Hepatitis E virus (HEV) causes chronic hepatitis E that requires antiviral therapy in immunosuppressed individuals. Ribavirin (RBV) is the main therapeutic option for chronic hepatitis E as an off-label use. Several amino acid changes, including Y1320H, K1383N, and G1634R, in the RdRp of human HEV have reportedly been associated with RBV treatment failure in chronic hepatitis E patients.
A recent study led by Dr. Bo Wang and Prof. Xiang-Jin Meng from the Virginia Polytechnic Institute and State University, USA, utilized an HEV-3ra from rabbit and its cognate host to investigate the effect of these RBV treatment failure-associated HEV-3 RdRp mutations on viral replication efficiency and antiviral susceptibility. By utilizing the HEV-3ra infectious clone and indicator replicon, they generated multiple single mutants (Y1320H, K1383N, K1634G, and K1634R) and a double mutant (Y1320H/K1383N) and assessed the role of mutations on replication and antiviral activity of HEV-3ra in cell culture. Furthermore, they also compared the replication of the Y1320H mutant with the wild-type HEV-3ra in experimentally infected rabbits.
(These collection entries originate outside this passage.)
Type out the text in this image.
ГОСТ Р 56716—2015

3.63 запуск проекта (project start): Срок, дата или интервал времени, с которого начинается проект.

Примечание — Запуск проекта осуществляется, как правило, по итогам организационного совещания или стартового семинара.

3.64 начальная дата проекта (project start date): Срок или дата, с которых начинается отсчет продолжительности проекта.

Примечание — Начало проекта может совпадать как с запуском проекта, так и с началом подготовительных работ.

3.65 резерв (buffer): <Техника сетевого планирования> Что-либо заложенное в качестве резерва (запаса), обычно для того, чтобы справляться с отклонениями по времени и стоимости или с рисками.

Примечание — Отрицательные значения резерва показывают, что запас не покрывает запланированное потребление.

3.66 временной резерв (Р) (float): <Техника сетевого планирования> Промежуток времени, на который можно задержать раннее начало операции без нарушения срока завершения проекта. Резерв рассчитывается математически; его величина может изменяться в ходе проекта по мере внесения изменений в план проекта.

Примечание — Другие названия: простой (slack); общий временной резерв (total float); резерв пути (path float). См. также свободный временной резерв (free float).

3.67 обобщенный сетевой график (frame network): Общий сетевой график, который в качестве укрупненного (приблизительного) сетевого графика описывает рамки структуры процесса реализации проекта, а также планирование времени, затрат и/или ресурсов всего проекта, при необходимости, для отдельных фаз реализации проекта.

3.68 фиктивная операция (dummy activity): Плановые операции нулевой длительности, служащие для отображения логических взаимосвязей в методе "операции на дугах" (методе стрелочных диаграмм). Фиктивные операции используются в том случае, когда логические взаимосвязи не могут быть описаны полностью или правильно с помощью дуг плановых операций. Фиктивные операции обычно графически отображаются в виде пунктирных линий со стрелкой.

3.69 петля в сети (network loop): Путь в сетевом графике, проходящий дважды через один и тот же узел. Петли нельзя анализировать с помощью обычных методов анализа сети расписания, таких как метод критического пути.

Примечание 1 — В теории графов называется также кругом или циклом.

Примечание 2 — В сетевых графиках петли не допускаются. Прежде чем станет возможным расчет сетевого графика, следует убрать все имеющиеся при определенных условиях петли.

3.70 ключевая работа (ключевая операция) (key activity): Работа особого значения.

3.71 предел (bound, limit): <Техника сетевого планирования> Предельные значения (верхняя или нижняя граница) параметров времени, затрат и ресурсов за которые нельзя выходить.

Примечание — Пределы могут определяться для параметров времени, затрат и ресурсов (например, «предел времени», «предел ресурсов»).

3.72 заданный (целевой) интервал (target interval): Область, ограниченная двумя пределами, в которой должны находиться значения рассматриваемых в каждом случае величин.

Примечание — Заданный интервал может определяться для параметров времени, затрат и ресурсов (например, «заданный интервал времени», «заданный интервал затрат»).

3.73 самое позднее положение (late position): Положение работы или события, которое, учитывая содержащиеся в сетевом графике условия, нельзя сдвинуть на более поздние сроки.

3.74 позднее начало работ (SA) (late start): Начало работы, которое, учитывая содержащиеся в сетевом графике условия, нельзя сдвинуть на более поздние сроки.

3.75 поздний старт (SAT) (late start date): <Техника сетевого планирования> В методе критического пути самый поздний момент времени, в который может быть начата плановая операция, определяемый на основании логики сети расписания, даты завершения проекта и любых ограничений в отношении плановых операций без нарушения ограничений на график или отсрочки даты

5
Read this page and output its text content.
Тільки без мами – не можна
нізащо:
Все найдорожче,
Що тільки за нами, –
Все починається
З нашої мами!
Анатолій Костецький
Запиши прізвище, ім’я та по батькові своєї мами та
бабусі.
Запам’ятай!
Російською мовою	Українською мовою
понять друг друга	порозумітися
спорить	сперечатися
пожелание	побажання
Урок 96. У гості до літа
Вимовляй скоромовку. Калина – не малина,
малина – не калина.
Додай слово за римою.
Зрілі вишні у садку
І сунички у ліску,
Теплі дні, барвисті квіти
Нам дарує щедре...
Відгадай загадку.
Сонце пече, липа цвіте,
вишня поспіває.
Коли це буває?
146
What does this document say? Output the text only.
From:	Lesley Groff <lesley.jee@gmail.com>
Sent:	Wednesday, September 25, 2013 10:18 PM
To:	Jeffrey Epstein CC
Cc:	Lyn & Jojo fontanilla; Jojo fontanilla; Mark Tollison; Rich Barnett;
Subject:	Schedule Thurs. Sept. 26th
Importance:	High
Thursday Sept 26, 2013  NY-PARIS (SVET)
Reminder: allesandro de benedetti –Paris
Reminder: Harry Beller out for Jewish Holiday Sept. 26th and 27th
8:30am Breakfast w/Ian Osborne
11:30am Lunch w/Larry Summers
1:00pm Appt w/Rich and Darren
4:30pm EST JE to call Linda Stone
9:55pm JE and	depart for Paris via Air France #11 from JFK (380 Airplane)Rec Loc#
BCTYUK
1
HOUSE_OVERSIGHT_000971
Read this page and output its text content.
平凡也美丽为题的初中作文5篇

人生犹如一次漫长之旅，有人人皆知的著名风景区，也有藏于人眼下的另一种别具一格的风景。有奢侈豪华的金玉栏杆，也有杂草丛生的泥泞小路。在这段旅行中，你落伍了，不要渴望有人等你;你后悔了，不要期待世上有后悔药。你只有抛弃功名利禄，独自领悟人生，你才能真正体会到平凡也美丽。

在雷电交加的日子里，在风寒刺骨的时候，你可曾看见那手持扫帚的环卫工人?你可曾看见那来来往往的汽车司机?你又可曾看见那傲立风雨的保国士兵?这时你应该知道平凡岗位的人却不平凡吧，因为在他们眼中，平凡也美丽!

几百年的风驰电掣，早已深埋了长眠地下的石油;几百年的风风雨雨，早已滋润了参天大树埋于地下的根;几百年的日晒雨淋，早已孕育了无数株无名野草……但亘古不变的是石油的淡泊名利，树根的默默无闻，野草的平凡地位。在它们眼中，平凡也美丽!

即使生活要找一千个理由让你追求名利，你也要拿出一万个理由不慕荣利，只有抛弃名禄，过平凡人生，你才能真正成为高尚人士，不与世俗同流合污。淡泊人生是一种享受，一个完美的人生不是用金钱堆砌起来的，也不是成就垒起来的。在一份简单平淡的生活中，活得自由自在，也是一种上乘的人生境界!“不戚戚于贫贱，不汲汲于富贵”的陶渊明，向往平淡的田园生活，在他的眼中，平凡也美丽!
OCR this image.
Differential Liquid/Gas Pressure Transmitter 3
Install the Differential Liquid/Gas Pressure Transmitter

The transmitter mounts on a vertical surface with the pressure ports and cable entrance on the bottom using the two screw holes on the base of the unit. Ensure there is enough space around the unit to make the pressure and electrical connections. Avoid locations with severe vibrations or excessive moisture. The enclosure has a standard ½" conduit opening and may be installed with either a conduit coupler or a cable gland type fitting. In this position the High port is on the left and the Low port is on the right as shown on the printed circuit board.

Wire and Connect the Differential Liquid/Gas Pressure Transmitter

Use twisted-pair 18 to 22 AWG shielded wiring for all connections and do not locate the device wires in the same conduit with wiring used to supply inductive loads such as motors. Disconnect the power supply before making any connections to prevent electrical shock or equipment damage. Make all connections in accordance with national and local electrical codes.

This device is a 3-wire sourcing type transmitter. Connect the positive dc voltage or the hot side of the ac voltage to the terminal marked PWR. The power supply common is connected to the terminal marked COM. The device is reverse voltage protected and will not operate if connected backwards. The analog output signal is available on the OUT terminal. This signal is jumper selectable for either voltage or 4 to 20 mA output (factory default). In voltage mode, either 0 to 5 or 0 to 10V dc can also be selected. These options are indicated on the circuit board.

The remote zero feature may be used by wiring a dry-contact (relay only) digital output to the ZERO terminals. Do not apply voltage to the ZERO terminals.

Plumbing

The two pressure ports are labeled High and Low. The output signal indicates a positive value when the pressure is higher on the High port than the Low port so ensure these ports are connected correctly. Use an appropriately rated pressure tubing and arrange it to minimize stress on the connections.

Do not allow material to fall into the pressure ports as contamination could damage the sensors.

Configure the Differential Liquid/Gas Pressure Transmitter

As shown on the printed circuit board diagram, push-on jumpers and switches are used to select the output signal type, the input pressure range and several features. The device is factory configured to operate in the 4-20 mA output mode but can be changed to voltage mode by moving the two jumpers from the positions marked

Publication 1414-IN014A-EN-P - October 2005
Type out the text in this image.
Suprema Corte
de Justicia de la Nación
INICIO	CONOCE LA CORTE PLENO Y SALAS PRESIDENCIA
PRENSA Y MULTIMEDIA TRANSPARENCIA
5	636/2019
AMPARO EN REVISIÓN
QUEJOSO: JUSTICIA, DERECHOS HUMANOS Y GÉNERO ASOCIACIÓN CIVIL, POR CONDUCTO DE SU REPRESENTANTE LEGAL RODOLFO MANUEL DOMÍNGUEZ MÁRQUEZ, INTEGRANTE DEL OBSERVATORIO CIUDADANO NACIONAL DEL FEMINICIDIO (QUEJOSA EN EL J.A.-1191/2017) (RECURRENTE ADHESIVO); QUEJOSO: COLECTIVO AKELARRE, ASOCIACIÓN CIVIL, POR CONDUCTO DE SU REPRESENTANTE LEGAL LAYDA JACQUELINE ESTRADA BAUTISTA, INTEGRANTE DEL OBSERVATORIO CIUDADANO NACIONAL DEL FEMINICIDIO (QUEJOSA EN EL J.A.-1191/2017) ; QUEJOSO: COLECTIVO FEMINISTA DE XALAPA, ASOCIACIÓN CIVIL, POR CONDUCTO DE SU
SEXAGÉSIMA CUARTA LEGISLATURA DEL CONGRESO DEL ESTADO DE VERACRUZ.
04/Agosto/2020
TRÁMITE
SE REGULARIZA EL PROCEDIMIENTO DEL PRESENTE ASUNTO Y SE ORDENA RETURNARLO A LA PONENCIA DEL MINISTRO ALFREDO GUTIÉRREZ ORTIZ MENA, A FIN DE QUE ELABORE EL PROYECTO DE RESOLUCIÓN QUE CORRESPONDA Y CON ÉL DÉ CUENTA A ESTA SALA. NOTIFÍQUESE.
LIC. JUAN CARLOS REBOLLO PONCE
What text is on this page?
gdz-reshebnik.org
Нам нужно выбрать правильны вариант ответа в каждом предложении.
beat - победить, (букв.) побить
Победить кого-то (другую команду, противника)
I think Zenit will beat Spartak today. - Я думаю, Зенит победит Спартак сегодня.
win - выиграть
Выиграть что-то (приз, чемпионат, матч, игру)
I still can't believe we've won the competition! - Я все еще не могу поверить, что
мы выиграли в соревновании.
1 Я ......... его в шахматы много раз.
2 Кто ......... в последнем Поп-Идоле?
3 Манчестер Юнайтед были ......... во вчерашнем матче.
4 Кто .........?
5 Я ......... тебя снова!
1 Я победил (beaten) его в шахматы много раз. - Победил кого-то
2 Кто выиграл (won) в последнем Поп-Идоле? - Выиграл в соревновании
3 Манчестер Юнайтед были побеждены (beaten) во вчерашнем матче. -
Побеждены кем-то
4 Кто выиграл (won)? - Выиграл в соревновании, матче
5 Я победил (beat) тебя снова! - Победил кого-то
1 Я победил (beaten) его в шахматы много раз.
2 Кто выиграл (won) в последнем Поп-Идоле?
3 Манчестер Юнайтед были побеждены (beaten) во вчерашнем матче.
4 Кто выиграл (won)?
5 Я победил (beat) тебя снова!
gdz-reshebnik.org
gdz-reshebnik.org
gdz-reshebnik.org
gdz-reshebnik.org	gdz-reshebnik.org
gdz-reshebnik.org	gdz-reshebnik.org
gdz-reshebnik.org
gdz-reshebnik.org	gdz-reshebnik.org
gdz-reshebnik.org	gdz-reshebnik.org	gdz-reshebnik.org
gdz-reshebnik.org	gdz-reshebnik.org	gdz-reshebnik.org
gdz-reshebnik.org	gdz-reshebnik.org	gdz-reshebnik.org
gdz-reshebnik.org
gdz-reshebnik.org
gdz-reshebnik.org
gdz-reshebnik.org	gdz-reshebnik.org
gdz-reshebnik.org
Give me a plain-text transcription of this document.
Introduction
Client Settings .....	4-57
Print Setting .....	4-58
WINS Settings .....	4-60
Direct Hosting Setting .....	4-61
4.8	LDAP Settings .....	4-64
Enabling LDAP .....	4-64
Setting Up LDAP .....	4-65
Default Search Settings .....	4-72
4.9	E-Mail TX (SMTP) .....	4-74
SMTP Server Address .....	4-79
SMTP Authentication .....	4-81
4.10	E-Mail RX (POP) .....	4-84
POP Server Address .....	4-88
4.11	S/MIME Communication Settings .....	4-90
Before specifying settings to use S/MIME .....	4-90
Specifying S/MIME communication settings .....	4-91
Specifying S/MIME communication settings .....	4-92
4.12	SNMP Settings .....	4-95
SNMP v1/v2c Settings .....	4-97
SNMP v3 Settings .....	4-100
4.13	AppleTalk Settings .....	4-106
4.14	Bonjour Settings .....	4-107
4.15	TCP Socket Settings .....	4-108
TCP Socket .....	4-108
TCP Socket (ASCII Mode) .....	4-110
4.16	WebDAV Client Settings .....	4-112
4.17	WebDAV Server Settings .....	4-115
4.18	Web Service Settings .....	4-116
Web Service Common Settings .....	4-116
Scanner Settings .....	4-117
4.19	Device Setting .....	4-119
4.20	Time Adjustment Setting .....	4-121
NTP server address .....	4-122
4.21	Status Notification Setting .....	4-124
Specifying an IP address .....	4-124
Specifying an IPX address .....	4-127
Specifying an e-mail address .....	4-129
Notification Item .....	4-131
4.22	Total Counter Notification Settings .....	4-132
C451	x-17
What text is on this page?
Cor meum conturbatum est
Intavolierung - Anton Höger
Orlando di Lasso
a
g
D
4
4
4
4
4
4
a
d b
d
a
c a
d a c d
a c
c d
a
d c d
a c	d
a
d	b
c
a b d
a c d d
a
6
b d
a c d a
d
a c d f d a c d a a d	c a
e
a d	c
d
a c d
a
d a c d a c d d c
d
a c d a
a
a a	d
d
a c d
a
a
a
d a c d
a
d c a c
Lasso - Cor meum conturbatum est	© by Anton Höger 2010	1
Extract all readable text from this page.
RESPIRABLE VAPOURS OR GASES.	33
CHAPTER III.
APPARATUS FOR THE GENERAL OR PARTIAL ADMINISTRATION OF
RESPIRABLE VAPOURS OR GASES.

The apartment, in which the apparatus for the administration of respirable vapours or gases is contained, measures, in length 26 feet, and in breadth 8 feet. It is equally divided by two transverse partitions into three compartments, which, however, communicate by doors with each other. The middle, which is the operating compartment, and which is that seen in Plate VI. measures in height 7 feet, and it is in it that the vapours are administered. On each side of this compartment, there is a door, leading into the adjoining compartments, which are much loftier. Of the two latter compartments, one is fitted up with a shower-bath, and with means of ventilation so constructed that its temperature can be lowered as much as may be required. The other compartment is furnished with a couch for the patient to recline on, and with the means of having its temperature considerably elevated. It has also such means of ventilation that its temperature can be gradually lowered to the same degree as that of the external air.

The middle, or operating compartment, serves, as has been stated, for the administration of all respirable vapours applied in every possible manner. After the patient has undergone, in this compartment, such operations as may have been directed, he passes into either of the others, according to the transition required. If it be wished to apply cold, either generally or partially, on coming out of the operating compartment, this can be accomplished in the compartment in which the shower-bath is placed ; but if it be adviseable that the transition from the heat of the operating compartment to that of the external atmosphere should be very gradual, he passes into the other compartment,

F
Their in vitro analyses revealed that the effects of these mutations on rabbit HEV-3ra are altogether highly consistent with those on human HEV-3. Importantly, they found that the Y1320H enhances virus replication during the acute stage of HEV-3ra infection in rabbits, which corroborated their in vitro results showing an enhanced viral replication of Y1320H.
The data suggest that HEV-3ra and its cognate host is a useful and relevant naturally occurring homologous animal model to study the clinical relevance of antiviral-resistant mutations observed in human HEV-3 chronically-infected patients.